L’isolement et la solitude, sont les premières impressions qui s’imposent au spectateur, dès le générique, avec cette voiture qui chemine sur cette route sinueuse, comme « écrasée » par l’immensité des paysages qui défilent à perte de vue. Un point minuscule, perdu au milieu de la nature majestueuse. Curieusement, cette immensité crée un sentiment de claustrophobie qui ira crescendo dans l’hôtel Overlook déserté et enneigé, accentué encore par la musique oppressante et par des effets de bruitage et de mise en scène qui jouent avec nos nerfs. A l’exemple, de ces véritables moments « d’apnée du son », lorsque les roues du « tricycle » de Danny qui parcoure inlassablement les couloirs, alternent entre le crissement des roulements sur le sol et l’étouffement feutré des tapis. Une pulsation d’instants avec son et sans son absolument crispante.
Peu à peu s’insinue le sentiment d’être devenu prisonnier de l’Overlook, de ce monde clos, autarcique et ordonné. Comme dans un jeu de miroir et de symétrie, la vie autarcique dans l’hôtel devient le reflet du repli sur lui-même de Jack. Les jeux de symétrie et les formes géométriques sont omniprésentes, apparaissant comme un symbole de l’enfermement et de la difficulté à trouver la voie pour s’échapper : dans les décors des tapis, des sols et des tapisseries, dans les maquettes, l’agencement des meubles ou encore dans le labyrinthe.
La réussite du film repose également sur une progression du « fantastique » par petite touche qui permet d’encrer le film dans le réel. Ici, point d’effusion gore, ni de tueur en série « surhomme » et aux capacités quasi « surnaturelles » comme dans les slashers, juste la progression d’un homme ordinaire dans la folie qui le mène vers la fureur homicide. Un destin inexorable, appuyé par l’usage des travellings arrières, notamment lorsque Jack poursuit Danny dans le labyrinthe.

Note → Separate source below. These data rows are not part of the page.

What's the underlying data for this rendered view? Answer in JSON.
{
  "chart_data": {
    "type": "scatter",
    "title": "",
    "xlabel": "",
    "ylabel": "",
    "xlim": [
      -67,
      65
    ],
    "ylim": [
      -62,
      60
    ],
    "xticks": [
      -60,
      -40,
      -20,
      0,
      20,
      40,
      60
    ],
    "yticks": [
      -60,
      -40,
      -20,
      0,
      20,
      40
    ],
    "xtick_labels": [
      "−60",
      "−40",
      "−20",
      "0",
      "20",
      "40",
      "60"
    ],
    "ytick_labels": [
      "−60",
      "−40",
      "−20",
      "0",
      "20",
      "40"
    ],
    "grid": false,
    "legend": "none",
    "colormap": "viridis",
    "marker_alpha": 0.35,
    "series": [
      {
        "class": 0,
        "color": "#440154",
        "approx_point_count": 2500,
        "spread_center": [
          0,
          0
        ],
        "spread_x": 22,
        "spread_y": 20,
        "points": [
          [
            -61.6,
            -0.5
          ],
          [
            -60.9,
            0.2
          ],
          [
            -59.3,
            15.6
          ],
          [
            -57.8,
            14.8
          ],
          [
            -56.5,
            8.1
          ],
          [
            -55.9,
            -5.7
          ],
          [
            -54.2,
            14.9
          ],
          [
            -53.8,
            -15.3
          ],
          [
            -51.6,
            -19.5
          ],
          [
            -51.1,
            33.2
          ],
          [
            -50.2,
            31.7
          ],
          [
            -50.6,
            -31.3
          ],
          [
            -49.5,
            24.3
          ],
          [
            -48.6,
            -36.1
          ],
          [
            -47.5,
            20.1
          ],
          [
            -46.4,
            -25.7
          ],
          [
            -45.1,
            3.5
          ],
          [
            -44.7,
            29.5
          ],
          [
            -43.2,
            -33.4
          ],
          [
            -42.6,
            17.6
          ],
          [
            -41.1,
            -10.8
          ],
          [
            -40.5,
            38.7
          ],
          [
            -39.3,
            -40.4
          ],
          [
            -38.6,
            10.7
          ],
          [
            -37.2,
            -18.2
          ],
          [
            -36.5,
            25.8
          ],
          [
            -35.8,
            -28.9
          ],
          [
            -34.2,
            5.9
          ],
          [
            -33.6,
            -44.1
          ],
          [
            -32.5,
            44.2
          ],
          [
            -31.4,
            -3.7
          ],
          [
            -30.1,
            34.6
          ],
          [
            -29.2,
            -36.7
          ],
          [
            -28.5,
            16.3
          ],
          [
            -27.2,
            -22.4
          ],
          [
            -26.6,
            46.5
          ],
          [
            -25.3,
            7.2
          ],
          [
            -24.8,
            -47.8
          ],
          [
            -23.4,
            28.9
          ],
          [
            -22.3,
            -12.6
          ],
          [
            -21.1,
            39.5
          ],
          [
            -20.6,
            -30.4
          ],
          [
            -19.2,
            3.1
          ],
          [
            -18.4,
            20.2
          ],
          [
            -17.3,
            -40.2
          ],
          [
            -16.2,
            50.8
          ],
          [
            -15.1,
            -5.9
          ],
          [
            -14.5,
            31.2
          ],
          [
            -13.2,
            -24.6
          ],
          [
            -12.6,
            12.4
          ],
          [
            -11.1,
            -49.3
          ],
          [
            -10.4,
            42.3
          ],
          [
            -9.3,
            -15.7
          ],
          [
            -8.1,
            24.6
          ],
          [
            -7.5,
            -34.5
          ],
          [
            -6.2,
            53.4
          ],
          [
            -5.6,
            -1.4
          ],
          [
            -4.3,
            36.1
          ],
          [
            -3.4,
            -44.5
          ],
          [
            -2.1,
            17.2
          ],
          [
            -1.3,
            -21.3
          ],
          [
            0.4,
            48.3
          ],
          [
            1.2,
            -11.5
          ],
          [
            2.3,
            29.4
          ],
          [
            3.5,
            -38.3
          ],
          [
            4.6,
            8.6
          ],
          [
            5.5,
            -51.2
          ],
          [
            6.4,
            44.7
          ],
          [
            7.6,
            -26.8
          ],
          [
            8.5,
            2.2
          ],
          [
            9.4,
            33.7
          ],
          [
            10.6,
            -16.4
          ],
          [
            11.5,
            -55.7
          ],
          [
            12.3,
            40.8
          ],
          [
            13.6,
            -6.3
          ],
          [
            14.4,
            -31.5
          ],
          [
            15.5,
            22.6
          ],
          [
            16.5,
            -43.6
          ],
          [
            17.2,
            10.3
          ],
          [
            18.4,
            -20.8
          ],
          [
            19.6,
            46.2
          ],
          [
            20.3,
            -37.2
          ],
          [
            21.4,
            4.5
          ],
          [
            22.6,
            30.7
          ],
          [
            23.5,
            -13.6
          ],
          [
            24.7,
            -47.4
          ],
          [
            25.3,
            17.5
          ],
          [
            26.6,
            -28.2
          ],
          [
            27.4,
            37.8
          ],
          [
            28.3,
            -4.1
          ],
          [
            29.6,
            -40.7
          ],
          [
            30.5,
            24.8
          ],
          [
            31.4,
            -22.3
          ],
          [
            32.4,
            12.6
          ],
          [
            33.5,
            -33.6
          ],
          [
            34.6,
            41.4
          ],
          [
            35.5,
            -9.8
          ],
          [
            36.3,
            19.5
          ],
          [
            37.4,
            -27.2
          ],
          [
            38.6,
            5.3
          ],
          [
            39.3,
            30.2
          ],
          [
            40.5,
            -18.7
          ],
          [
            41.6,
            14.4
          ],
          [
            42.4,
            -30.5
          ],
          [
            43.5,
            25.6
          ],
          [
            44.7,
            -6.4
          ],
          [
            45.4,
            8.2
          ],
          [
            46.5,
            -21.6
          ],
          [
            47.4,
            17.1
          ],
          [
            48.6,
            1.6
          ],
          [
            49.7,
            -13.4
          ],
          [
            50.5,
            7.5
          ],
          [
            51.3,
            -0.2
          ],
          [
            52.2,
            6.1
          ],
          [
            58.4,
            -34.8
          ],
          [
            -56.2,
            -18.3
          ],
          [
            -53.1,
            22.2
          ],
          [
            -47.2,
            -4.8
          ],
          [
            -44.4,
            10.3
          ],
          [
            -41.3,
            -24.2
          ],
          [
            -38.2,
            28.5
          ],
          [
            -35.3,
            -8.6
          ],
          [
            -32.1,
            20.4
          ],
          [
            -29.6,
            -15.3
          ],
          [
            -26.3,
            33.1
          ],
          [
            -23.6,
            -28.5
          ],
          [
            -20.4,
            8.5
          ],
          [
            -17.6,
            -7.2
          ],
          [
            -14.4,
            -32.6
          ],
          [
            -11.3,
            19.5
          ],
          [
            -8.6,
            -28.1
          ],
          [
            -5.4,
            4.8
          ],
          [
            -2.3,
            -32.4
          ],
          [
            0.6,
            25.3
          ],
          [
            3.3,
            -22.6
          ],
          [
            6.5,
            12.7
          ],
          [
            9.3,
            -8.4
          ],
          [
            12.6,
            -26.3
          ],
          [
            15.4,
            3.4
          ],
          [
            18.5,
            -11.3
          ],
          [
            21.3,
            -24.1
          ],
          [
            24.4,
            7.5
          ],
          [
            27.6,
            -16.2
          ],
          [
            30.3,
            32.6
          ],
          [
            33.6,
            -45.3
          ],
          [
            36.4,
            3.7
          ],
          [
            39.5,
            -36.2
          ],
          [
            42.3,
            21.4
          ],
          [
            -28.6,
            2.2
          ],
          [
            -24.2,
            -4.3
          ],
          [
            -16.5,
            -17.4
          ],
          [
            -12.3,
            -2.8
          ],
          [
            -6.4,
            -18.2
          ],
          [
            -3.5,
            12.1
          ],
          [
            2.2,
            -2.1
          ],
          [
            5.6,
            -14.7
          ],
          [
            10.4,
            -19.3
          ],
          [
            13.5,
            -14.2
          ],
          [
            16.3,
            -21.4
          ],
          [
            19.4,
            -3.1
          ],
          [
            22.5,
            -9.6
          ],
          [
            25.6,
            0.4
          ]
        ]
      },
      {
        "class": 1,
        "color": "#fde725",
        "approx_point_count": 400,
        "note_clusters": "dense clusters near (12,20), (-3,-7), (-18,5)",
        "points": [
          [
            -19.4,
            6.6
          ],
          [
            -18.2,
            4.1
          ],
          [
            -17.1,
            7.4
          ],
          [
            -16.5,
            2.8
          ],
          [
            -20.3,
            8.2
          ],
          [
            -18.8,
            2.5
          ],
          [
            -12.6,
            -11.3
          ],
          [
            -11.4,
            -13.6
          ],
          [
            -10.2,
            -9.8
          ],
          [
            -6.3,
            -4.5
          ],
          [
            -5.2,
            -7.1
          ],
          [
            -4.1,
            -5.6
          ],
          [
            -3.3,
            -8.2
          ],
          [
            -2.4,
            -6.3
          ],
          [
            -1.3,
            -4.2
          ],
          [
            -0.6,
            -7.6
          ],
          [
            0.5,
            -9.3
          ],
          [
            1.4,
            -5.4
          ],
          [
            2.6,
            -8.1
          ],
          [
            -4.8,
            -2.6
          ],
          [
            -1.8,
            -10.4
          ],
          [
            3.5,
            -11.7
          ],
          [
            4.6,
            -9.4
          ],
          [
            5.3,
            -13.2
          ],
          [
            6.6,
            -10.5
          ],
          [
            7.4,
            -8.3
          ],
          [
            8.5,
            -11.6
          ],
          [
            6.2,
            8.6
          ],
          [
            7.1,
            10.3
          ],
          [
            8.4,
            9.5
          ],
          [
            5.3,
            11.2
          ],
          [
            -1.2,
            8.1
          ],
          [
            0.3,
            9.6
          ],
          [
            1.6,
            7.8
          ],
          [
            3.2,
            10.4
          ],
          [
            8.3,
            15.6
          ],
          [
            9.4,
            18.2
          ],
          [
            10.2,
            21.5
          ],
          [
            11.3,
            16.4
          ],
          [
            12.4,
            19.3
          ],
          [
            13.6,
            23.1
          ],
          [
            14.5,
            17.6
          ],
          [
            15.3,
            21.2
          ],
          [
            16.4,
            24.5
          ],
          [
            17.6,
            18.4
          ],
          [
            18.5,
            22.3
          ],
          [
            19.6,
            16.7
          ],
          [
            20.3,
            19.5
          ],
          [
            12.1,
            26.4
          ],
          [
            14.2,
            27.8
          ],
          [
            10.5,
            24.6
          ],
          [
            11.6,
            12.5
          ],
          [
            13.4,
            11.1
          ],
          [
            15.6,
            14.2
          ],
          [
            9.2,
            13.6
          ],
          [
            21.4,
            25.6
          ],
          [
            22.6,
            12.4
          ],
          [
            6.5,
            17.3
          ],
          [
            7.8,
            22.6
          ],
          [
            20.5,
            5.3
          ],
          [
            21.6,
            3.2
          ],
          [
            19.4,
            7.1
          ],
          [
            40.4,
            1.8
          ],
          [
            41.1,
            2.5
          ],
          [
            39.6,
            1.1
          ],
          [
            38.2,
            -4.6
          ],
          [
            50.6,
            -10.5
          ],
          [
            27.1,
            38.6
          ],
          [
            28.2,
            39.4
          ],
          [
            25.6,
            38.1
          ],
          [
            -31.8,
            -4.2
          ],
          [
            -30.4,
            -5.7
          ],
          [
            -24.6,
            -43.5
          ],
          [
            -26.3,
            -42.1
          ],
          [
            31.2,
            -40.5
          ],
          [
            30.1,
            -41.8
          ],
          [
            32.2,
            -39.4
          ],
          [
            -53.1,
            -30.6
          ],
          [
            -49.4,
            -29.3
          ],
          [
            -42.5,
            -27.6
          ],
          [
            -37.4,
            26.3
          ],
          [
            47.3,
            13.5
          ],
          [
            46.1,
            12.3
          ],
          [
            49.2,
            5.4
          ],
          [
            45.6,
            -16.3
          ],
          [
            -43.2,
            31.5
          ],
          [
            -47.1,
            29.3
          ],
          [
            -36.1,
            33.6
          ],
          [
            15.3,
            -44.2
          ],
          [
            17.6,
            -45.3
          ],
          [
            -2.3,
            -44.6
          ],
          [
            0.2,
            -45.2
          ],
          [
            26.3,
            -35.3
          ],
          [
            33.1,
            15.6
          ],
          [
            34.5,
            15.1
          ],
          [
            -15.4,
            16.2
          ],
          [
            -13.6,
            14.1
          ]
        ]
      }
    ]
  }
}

La tension est palpable et s’accroit constamment, dans les relations entre les personnages ou plutôt dans l’absence de communications entre Wendy et Jack, dans les éclairages intenses et la neige immaculée, dans les apparitions de ces jumelles qui nous font chaque fois sursauter, ou encore dans cet angle de prise de vue au ras du sol (lorsque Jack enfermé dans la réserve révèle à Wendy toute sa folie) qui distille un profond sentiment de malaise tant on a alors l’impression d’être éclaboussé par sa démence. Plus Jack sombre dans la démence, plus l’hôtel sort de sa torpeur et ne cesse de « s’étendre » vers de nouvelles pièces, de nouveaux étages, comme s’il était en construction perpétuelle, plus le temps semble ne plus s’écouler, se confondre entre passé et présent. Les apparitions se multiplient, la Gold Room s’anime, Jack est libéré de la réserve, Wendy voit des fantômes….. Si le doute était permis entre de simples manifestations de l’inconscient tourmenté de Jack ou des fantômes peuplant un hôtel hanté, plus l’histoire progresse, plus on s’achemine vers la seconde interprétation.
La réussite de
Shining repose enfin sur l’interprétation « habitée », totalement hallucinée de
Jack Nicholson, flippant à souhait. A le voir dans le Making of, on se demande si c’est vraiment une interprétation, tant il semble à l’aise dans ce rôle de psychopathe et ne semble pas le quitter même hors tournage. Alors que l’on ressent à quel point
Shelley Duvall est perturbée par la pression de son rôle et l’ambiance qui règne sur le tournage,
Nicholson semble comme un poisson dans l’eau.
On regrettera juste, ce générique bleu pastel aux allures de téléfilm qui ne s’accorde pas avec le ton du film. Pour le reste, Shining est un chef d’œuvre d’horreur psychologique, l’un de ces rares films à m’avoir réellement angoissé et stressé, pendant un long moment, après sa première vision.